Even though I had seen the warning about "no model" I decided to go ahead and talk to the chatbot, so I said "Hi" and got an error.

alt Chat Error No Model

3.3. Install a Model

Head over to the model page to make sure you don't have any models available/selected.

alt Chat Error No Model

3.3.1. Installing a "Large" Model

So now I had to install a model.

⚠️⛔The first attempt wasn't great and you can skip it and go to the next model installation directly.

The first model I tried to load was from one of the popular threads on the LocalLlama subreddit. It was called WizardLM/WizardCoder-Python-34B-V1.0.

alt WizardCoder Model Download

This model was too big. I missed looking at the file sizes and started the install. It took a long time to download and ended up taking up roughly 62GB of space. Once it was downloaded I wasn't sure how long it would take to load and how slow it would make my computer. So I decided not to use it.

3.3.2. Installing a "Tiny" Model

So I searched on LocalLlama subreddit for small/tiny models and found some. Then I went on huggingface and searched for "tiny". Found the next candidate TinyLlama/TinyLlama-1.1B-Chat-v1.0!

Enter full model name and download.

alt TinyLLama Model Download

This one downloaded fast (only ~2GBs)!

alt TinyLLama Model Download Complete

3.4. Use Model

🥁Drumroll! It was now time to run the model and have a chat with my own AI chatbot.

Now we need to refresh the models list and then choose a model from the model dropdown. Then click the "Load" button.

alt Select TinyLLama Model

And I get the message 🤔:

Successfully loaded TinyLlama_TinyLlama-1.1B-Chat-v1.0.

It seems to be an instruction-following model with template "Custom (obtained from model metadata)". In the chat tab, instruct or chat-instruct modes should be used.

3.5. Try it out

I was excited to try it out so I went back to the Chat tab and started talking to the AI.

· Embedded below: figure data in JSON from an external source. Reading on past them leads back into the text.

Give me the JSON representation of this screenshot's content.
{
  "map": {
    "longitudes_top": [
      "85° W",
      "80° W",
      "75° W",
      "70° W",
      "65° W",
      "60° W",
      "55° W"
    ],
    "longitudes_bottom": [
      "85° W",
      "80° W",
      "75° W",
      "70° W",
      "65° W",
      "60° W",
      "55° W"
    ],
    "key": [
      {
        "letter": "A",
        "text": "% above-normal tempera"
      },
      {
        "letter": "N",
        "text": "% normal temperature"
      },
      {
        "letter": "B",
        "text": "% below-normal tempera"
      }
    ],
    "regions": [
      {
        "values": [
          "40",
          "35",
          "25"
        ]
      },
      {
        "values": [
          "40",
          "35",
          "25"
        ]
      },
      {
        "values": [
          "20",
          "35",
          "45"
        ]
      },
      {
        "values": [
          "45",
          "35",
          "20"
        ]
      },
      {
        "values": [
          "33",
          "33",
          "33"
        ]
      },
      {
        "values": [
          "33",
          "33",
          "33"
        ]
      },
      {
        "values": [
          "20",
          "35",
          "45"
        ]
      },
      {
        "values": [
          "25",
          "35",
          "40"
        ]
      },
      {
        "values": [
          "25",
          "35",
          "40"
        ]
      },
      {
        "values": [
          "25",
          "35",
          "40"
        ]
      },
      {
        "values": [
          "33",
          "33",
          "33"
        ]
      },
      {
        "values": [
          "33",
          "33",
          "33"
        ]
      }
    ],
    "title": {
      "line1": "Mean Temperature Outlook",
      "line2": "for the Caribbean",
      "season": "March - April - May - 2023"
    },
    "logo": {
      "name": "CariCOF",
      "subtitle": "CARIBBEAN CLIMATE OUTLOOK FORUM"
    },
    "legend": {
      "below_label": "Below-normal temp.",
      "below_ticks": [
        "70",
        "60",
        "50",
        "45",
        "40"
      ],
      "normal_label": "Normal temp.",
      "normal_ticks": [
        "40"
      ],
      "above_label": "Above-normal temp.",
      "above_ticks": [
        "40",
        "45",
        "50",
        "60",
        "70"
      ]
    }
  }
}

I didn't pay attention to that warning message (see previous section) at first and didn't change the mode 😅 and I got some hot garbage when I sent a message to the AI.

alt Model Response on Incorrect Chat Mode

So I changed the mode to chat-instruct (whatever than means), and started a new chat, and also changed the character of the AI.

NOTE: ⚠️ The chat mode selection is right at the bottom of the chat screen, scroll down to get there.

And we are in business 😁!

alt Proper TinyLLama Response

NOTE: I will have to figure out this avatar thing, how to add new ones!